My Love Affair With Brooklyn

Umm, you live in Brooklyn? [Loser]
Ohhh. That's nice. [Not]
Is your family from there? [Why else would you live there]
No? You mean moved there? [Why??]
Hmm. Yeah, I had a friend who lived there once but now he lives in the City* [who wouldn't]
So, ya wanna meet for dinner in Soho?
[cuz that's as far south as I'm willing to go]
Where? Are you kidding? I don't even know how to get Brooklyn.

brook'lyn: Two simple syllables that could fill a book, or dozens. Venerated by some, dissed by others but no one is apathetic upon hearing its name.

Most everybody knows something about it. It's where the British nearly destroyed Washington's troops, the place where dem bums played before they left, the home of stick ball and open fire hydrants, where Woody Allen was born, W.H. Auden lived and Walt Whitman wrote ("I too lived--Brooklyn, of ample hills, was mine.") It's where Son of Sam stalked its young couples, Tony Manero disco-danced his way out of its clutches, and riots following a blackout nearly destroyed its soul. Its nickname is the "City of Churches." It boasts it own language [Brooklynese], and one out of every seven Americans can trace their family roots through its streets.

But for all that Brooklyn is--and was--it is not New York. It doesn't teem with tourists nor have the cache of a Fifth Avenue, a Times Square, the Philharmonic or soaring skyscrapers.
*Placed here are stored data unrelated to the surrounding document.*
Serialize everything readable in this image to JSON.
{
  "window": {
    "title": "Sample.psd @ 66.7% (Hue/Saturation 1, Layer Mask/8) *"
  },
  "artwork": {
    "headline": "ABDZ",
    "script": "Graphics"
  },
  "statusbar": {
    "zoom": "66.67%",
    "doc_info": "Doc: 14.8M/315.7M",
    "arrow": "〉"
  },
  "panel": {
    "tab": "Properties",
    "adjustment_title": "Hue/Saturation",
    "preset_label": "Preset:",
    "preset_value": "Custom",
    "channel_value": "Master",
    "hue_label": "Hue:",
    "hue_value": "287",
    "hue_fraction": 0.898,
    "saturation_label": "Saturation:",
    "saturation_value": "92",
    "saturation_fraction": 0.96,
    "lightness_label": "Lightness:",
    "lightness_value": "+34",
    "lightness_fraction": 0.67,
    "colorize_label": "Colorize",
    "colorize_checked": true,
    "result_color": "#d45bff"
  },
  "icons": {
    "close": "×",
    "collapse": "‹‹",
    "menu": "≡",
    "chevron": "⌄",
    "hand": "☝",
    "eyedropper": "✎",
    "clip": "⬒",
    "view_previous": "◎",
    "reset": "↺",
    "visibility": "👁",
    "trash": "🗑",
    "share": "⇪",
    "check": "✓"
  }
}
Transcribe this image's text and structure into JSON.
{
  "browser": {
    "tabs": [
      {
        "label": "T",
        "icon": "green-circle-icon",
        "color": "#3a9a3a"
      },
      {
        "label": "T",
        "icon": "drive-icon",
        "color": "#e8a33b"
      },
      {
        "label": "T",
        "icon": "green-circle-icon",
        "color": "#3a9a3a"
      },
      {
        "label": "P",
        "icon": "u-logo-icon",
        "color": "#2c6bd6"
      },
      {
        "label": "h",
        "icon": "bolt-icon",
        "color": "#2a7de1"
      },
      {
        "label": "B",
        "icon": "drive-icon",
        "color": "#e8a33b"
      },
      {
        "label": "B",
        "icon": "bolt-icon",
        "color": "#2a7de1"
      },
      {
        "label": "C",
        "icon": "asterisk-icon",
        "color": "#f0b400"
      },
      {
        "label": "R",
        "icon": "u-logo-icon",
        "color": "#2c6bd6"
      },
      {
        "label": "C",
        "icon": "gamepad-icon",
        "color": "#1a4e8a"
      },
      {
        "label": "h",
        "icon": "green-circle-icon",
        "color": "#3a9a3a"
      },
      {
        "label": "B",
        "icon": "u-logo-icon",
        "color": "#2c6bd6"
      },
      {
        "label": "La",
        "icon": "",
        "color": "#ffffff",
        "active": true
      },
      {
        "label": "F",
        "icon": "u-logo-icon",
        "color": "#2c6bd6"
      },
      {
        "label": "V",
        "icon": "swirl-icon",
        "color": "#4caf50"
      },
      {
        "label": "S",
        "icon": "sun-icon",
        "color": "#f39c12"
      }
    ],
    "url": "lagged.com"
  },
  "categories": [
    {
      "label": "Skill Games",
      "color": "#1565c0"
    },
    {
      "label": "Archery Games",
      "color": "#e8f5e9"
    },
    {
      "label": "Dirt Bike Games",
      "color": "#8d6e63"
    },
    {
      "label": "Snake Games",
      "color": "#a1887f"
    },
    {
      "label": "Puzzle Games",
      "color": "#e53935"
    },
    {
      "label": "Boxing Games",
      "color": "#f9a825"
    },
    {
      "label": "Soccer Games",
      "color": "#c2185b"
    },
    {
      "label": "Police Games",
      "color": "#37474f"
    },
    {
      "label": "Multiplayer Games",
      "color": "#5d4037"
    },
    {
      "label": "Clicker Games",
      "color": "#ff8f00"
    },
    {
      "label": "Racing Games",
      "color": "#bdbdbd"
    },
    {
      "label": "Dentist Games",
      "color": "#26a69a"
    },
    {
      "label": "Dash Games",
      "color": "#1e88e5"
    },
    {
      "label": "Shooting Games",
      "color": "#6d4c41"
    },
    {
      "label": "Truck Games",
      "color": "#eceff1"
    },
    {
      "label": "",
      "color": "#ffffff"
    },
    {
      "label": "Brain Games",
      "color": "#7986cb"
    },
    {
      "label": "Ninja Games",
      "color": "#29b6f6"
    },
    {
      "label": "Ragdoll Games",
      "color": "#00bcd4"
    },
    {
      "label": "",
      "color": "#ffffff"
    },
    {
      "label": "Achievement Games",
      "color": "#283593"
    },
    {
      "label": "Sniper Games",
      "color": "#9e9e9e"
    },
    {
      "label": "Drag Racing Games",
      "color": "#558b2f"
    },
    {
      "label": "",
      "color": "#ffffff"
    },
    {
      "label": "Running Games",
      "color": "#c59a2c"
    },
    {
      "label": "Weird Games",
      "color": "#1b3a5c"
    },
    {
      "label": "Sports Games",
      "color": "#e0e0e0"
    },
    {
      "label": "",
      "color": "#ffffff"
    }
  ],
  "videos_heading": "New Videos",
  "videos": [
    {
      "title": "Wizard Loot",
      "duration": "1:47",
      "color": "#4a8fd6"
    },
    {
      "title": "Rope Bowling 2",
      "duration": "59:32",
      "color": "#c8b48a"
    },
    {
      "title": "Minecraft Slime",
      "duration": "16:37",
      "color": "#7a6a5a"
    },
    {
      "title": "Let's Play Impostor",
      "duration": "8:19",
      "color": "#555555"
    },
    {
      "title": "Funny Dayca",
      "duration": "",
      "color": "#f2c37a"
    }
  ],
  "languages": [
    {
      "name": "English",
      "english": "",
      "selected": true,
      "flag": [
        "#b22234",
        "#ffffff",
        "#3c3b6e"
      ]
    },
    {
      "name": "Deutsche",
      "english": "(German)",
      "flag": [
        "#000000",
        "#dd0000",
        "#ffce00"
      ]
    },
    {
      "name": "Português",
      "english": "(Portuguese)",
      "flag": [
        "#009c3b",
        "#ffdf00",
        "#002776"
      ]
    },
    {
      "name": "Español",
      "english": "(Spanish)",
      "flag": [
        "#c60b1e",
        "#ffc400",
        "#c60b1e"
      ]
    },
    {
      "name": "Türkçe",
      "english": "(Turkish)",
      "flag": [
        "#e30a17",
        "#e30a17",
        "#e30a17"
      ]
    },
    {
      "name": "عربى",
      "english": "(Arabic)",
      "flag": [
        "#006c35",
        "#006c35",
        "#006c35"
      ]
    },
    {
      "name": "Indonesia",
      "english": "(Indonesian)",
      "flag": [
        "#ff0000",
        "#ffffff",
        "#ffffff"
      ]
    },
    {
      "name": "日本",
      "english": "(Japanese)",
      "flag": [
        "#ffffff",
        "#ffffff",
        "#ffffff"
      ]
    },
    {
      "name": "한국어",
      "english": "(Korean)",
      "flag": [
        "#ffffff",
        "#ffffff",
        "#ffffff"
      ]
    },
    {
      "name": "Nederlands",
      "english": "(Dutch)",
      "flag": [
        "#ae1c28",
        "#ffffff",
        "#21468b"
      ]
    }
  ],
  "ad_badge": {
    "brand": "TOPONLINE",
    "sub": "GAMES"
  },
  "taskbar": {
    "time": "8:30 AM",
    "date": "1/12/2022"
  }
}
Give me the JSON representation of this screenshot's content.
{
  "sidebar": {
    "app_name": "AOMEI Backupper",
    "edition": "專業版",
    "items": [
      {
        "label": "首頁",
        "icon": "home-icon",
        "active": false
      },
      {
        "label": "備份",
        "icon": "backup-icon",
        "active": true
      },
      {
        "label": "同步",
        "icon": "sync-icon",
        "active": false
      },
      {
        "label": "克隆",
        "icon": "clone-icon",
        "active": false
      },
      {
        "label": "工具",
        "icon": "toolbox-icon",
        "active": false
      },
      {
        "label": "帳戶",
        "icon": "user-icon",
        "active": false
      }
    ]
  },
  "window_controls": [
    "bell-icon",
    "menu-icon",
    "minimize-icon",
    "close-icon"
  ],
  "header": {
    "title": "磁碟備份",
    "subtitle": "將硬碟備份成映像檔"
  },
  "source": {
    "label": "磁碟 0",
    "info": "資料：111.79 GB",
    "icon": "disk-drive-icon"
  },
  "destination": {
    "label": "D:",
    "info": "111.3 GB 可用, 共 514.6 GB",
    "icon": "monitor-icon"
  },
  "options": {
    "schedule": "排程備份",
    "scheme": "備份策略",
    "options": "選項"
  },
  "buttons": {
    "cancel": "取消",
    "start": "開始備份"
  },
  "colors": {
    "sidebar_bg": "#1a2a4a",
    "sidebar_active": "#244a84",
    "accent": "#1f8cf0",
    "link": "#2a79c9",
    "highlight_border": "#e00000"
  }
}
Yet, it has something New York doesn't have: It has neighborhoods. Real, honest-to-God neighborhoods that are steeped in tradition and language and history and smells. Nowadays, when New York's Little Italy is inhabitated by everyone but, when Times Square is run by Disney, and there are no Jews on Hester Street, Brooklyn remains the quintessential city of immigrants, Places like Bensonhurst, where grandmothers still live with their sons or daughters, and goombas frequent social clubs, Bay Ridge where you can pick up a pound of Irish bacon that isn't vacuum sealed or made by Oscar Meyer, Boro Park where men dress in black, wear big hats and sport tendrils, and of course, Little Odessa where the signs are written in Cryillic, and borscht is sold on every corner. Brooklyn is tribal, and it's the very the very reason that some people choose to leave it, and others of us choose to stay.

In this time of dizzying change, when streetscapes are transformed overnight, Brooklyn gives us passage back to the New York of stoops, and egg creams. As corny as it sounds, Brooklyn isn't just a place to live; Brooklyn is a way of life.

I haven't always lived in Brooklyn. In fact, even though I was born and raised in New York, and a mere 20 miles away, for most of my life I didn't know a damn thing about Brooklyn. Nor did I want to. Oh sure, I had been to Brooklyn as a kid when my parents took us to Coney Island or we drove through it on our way to New Jersey, but once I was old enough to "talk" with my feet, I avoided it at all costs. To me, Brooklyn was New York's step-child where people lived while waiting to leave. It was the stuff of merciless jokes, Brownsville, strong accents and where everyone lived in narrow, stuffy "walk-ups." No, no, no. Brooklyn wasn't for me, Manhattan was the place to be.

After college I took up residence on the Upper East Side, aptly named the "Silk Stocking District," and joined the scores of Manhattanites who believed that New York ended where its bridges and tunnels began. There I stayed for the next decade with nary a thought to that strange place across the river. That is, not until serendipity stepped in one glorious Spring Day when a friend "dragged" me across the river to Brooklyn.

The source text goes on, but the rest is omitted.